Before the 2008 housing crash, the
Black community was targeted by banks with
misleading information to encourage
house purchases that were designed to fall
through. Each chapter examines a different
policy at a different level of
government in a different part of the US
that forced segregation when there was
none, creating new segregated communities or
perpetuating segregation. We learn
how schools become segregated and good
schools become hard for Blacks to get to
and how buses don’t happen to run from Black
ghettos to white areas with good schools.

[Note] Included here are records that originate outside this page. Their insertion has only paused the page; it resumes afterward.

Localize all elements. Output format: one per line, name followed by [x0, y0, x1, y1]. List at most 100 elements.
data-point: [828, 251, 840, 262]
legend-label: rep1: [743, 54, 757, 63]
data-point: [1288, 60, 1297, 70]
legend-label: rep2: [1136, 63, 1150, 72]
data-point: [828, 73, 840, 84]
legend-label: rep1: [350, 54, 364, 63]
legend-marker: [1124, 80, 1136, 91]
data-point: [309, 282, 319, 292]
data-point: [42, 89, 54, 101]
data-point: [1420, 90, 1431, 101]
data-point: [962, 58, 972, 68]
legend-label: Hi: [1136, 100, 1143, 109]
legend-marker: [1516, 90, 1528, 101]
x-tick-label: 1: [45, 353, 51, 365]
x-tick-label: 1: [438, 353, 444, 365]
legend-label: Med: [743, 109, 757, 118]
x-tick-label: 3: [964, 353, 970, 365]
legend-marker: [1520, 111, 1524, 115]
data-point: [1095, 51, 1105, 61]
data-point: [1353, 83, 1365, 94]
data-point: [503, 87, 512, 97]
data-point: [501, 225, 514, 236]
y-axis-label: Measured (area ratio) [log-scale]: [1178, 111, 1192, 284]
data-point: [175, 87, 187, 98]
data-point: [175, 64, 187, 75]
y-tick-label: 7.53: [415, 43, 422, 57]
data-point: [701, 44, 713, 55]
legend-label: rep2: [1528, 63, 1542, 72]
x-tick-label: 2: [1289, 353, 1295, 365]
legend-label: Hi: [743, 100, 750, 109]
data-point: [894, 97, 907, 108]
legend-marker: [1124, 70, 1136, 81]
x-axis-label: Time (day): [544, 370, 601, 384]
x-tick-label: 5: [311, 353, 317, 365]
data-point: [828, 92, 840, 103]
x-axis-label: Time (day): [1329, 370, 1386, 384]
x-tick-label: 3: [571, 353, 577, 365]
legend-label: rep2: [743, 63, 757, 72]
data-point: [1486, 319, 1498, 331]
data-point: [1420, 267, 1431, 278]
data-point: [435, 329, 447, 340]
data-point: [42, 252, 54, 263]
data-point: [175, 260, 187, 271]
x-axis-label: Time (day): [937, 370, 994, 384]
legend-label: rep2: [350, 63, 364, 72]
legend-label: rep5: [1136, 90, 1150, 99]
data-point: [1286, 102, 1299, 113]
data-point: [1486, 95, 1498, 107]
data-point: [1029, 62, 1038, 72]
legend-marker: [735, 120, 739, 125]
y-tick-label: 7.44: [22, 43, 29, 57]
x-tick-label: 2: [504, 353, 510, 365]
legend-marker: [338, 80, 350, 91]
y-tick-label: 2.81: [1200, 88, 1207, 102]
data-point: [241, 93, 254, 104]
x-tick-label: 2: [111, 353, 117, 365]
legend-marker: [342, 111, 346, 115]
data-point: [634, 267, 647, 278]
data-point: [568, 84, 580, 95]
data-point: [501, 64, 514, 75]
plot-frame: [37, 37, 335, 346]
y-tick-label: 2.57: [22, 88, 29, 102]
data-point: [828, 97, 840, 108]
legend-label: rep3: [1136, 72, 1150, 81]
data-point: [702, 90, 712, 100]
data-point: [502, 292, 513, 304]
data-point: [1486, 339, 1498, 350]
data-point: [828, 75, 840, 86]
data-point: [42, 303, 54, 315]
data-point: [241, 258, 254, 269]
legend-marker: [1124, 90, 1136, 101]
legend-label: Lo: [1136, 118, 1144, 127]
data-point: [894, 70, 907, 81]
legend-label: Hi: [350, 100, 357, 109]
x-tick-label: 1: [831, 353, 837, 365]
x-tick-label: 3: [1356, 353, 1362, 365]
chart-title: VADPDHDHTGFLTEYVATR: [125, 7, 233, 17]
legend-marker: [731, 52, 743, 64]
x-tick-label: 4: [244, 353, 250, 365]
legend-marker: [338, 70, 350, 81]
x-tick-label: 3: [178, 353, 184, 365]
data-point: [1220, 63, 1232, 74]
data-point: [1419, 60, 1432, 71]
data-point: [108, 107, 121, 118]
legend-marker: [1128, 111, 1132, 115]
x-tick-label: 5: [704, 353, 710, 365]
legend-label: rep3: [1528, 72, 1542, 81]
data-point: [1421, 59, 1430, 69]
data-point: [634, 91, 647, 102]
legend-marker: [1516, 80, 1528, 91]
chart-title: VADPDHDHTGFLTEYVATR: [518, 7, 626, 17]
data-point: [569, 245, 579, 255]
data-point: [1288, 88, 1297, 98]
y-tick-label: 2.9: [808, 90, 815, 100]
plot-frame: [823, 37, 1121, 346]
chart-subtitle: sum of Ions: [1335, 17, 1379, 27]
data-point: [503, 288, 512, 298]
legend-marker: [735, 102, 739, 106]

The residential segregation translates to
segregation in schools and
segregation in access to good schools. Then
industries were allowed to locate
in Black areas and they can give rise to
health issues that can add to
performance difficulties for Black children
in schools. The last chapter of the book
looks at what can be done. And it finds
some places in the US with useful practices
that could be encouraged, developed
and followed more widely. There are simple
things like telling it like it is: school
textbooks do not presently reflect the
things Rothstein uncovered. They
should.
Segregation was not by chance,
it was “de jure.” It was by law. After an
epilogue there are questions and
answers. Asked about reparations that
Ta-Nehisi Coates made a case for, Rothstein
says he prefers to talk about remedies – but
basically, yes, there should be remedies. As I write this article it is not
clear whether, on their November
voting day, Americans will take the first
step in remedies and get rid of the white
supremacist president. Indeed all the issues
I’ve touched on above would be
advanced by that same big first step
forward: dump Trump. Non-US citizens, who
get irritation without representation, can
only hope US voters elect someone
with credentials for the job. May it be so.